De auteur ontleent haar theorieën grotendeels aan wat vooralsnog behoort tot de alternatieve geneeskunde, door haar genoemd "complementaire geneeskunde". Zij zegt daarover, "'Alternatieve' geneeskunde koppelen we … aan onzin, want we gooien die graag op een grote hoop." Ze verwijst zelf vooral naar orthomoleculaire artsen. Het is helaas zo dat "er in Nederland een enorme angstcultuur bestaat onder artsen. De strikt regulier werkende artsen kunnen ruimer denkende collegae namelijk behoorlijk hard aanpakken, wat een vruchtbare ontwikkeling en samenwerking in de weg staat." (Zie voorbeeld op onze website)
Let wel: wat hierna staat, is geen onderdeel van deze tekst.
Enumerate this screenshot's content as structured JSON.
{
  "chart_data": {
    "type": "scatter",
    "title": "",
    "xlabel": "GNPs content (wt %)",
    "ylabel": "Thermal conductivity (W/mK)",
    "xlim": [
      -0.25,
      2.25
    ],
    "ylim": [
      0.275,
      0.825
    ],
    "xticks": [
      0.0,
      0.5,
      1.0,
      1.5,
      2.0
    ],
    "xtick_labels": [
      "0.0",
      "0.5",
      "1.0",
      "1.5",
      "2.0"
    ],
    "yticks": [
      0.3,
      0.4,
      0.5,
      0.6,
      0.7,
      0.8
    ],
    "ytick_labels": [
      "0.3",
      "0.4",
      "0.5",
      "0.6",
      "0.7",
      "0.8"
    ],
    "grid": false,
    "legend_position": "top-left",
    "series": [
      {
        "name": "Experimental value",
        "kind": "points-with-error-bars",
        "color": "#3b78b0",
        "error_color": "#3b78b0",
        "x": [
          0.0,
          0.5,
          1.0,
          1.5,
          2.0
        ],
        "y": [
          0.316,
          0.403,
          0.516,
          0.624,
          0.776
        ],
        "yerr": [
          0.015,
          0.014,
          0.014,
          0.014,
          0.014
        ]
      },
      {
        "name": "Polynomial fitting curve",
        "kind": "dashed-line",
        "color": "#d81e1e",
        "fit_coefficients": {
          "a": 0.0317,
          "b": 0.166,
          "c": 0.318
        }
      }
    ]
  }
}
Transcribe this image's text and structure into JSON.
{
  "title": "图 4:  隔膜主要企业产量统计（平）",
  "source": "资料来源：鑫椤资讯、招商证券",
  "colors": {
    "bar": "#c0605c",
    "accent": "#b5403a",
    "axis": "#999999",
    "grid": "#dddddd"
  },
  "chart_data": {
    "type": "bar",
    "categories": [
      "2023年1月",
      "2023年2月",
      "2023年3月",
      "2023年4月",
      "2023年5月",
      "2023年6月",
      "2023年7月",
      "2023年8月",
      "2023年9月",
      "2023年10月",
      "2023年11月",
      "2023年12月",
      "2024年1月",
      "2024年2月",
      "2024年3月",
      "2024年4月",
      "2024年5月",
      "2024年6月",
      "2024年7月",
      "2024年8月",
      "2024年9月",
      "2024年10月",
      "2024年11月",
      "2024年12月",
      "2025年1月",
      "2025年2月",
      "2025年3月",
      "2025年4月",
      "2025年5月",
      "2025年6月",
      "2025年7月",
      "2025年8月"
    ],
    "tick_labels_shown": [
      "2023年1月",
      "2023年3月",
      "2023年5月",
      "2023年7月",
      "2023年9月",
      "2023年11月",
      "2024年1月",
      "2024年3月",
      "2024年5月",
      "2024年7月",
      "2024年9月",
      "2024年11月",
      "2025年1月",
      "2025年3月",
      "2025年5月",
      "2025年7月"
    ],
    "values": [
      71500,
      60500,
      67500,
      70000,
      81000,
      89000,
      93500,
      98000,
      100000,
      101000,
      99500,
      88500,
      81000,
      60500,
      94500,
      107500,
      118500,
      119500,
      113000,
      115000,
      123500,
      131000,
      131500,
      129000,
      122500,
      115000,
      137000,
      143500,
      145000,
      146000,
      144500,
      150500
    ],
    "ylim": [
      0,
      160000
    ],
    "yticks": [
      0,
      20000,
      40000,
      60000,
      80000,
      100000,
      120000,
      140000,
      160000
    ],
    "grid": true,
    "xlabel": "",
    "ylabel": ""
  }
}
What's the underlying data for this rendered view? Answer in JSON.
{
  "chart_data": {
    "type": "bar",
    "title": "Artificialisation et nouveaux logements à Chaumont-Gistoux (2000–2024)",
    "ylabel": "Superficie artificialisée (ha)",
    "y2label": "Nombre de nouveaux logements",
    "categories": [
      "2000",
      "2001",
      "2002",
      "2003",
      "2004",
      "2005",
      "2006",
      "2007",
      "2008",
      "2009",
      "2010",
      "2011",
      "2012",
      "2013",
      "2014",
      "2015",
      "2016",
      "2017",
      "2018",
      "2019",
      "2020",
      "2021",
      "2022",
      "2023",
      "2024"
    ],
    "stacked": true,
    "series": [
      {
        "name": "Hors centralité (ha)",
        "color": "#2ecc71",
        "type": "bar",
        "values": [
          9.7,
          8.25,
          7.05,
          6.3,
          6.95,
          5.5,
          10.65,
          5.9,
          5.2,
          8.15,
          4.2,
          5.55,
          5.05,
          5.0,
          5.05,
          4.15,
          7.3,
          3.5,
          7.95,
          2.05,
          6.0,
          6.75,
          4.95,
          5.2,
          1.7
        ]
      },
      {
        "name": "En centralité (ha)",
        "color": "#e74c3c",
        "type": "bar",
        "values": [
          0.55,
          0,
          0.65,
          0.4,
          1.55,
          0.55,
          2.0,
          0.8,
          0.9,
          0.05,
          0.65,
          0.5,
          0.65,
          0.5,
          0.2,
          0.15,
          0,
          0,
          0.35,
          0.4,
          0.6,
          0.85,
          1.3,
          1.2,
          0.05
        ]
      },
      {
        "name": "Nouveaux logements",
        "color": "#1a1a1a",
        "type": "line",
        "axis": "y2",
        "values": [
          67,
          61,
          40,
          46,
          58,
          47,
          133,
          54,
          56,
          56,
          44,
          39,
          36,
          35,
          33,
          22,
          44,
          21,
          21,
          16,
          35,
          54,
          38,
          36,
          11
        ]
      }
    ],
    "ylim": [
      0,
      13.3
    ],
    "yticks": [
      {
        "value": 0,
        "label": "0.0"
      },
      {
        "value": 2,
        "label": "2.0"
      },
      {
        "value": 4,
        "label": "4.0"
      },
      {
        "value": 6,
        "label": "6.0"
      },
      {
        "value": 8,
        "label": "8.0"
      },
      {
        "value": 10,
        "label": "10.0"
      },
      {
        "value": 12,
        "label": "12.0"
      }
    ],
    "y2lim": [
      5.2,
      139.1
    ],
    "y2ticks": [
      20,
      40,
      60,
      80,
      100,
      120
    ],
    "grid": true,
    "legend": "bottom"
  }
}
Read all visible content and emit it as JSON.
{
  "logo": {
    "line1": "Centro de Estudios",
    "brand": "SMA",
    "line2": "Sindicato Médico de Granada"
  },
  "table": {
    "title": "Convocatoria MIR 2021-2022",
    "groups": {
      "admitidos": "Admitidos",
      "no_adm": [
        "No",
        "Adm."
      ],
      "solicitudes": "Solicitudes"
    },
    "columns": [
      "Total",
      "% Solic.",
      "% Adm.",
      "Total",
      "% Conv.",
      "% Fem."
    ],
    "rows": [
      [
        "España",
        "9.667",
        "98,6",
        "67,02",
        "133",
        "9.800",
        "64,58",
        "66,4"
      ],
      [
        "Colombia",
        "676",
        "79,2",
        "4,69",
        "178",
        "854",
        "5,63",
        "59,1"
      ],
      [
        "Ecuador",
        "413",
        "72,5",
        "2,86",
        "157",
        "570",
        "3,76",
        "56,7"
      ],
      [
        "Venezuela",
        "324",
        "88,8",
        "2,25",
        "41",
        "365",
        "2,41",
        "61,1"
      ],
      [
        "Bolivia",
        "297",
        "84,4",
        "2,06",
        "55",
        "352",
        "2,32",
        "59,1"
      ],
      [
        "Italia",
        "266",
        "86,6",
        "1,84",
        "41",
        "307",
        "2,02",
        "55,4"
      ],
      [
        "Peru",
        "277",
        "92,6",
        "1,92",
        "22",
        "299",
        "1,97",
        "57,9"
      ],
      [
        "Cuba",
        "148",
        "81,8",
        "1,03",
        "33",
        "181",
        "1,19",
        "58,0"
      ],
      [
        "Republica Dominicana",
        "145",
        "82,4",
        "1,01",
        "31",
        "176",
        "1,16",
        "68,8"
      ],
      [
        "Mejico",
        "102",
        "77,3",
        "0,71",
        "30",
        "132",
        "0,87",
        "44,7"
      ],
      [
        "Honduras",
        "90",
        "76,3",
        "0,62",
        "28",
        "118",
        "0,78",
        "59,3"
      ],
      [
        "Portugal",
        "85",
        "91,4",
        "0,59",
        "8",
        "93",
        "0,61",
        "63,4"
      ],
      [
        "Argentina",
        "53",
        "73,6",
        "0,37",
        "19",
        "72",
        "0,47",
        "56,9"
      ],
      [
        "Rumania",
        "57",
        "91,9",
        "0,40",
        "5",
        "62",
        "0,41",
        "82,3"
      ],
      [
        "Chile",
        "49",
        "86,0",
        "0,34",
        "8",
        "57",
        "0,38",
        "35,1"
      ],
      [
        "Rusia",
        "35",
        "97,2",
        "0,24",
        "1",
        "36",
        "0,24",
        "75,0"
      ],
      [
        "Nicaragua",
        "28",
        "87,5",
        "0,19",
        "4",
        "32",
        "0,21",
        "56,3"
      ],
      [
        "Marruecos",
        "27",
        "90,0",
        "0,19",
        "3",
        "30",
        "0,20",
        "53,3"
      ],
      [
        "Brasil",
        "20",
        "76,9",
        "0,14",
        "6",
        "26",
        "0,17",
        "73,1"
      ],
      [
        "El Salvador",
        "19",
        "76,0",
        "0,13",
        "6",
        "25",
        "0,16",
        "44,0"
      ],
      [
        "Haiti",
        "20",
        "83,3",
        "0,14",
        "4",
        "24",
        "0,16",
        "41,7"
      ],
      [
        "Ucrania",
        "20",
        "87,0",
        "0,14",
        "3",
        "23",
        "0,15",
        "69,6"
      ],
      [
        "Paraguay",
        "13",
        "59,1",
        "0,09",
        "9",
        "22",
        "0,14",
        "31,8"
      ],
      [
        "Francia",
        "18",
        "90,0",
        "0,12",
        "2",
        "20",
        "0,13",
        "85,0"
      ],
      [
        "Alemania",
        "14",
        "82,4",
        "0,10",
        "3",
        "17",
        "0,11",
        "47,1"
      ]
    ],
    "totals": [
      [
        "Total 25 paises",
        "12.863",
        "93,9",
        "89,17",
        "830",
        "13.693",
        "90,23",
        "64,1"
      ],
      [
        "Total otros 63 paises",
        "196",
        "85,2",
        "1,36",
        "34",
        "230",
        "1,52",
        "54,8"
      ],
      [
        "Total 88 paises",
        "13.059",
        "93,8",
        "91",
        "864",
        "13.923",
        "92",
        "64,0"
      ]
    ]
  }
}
Het boek is hoofdzakelijk gericht aan artsen, al houdt ze rekening met de leek die meeleest. Behorende tot die laatste categorie ben ik niet uitgerust om te beoordelen of haar theorieën op biochemisch niveau aannemelijk zijn. Alhoewel haar holistische kijk verfrissend is, vertoont ze af en toe gebrek aan scepsis. “Biologische teelt maakt … geen gebruik van chemische bestrijdingsmiddelen” zegt zij, hetgeen slechts ten dele waar is. Zonder gejodeerd zout in het brood zou de gemiddelde Nederlander onvoldoende jodium binnenkrijgen, stelt zij, terwijl de wind uit zee regelmatig Nederlanders jodium de neusvleugels inwaait. Groenten van de nachtschadefamilie benoemt zij meermaals als mogelijke boosdoeners zonder enige onderbouwing, hetgeen ze wél geeft bij suiker en gluten. Nog meer teleurstellend is dat zij kritiekloos boodschappen van de farmaceutisch gefinancierde neurowetenschappen overneemt, zoals de mythe van het 'beloningsstofje' dopamine, en dat ze geen vraagtekens zet bij de bovengenoemde psychiatrische diagnoses, al is haar voorgestelde aanpak zeker beter dan die van de psychiatrie.

Anderzijds terecht hekelt zij bepalingen van overheden over 'veilig dagelijkse inname' van allerlei gifstoffen in ons voedsel en de lucht, want "hoe weten we wat individuele mensen dagelijks binnenkrijgen? Dat is vrijwel niet te onderzoeken." Bovendien stoelen dergelijke bepalingen veel op dierenonderzoek, en dat kan ons weinig vertellen over mensen. Daar bovendien is nooit onderzocht wat het effect is van al die chemicaliën bij elkaar.

Een heel goed voorstel dat zij maakt is aparte (huis)artsspecialisten opleiden voor chronische aandoeningen. Zo kan de reguliere huisarts zich bezig houden met acute zaken, en de chronische patiënt doorverwijzen naar een arts die niet na een gesprek van tien minuten de patiënt weg stuurt met een recept, maar de tijd neemt om zich te verdiepen in de persoon voor zich, en diens klachten helpt oplossen zonder chemische troep.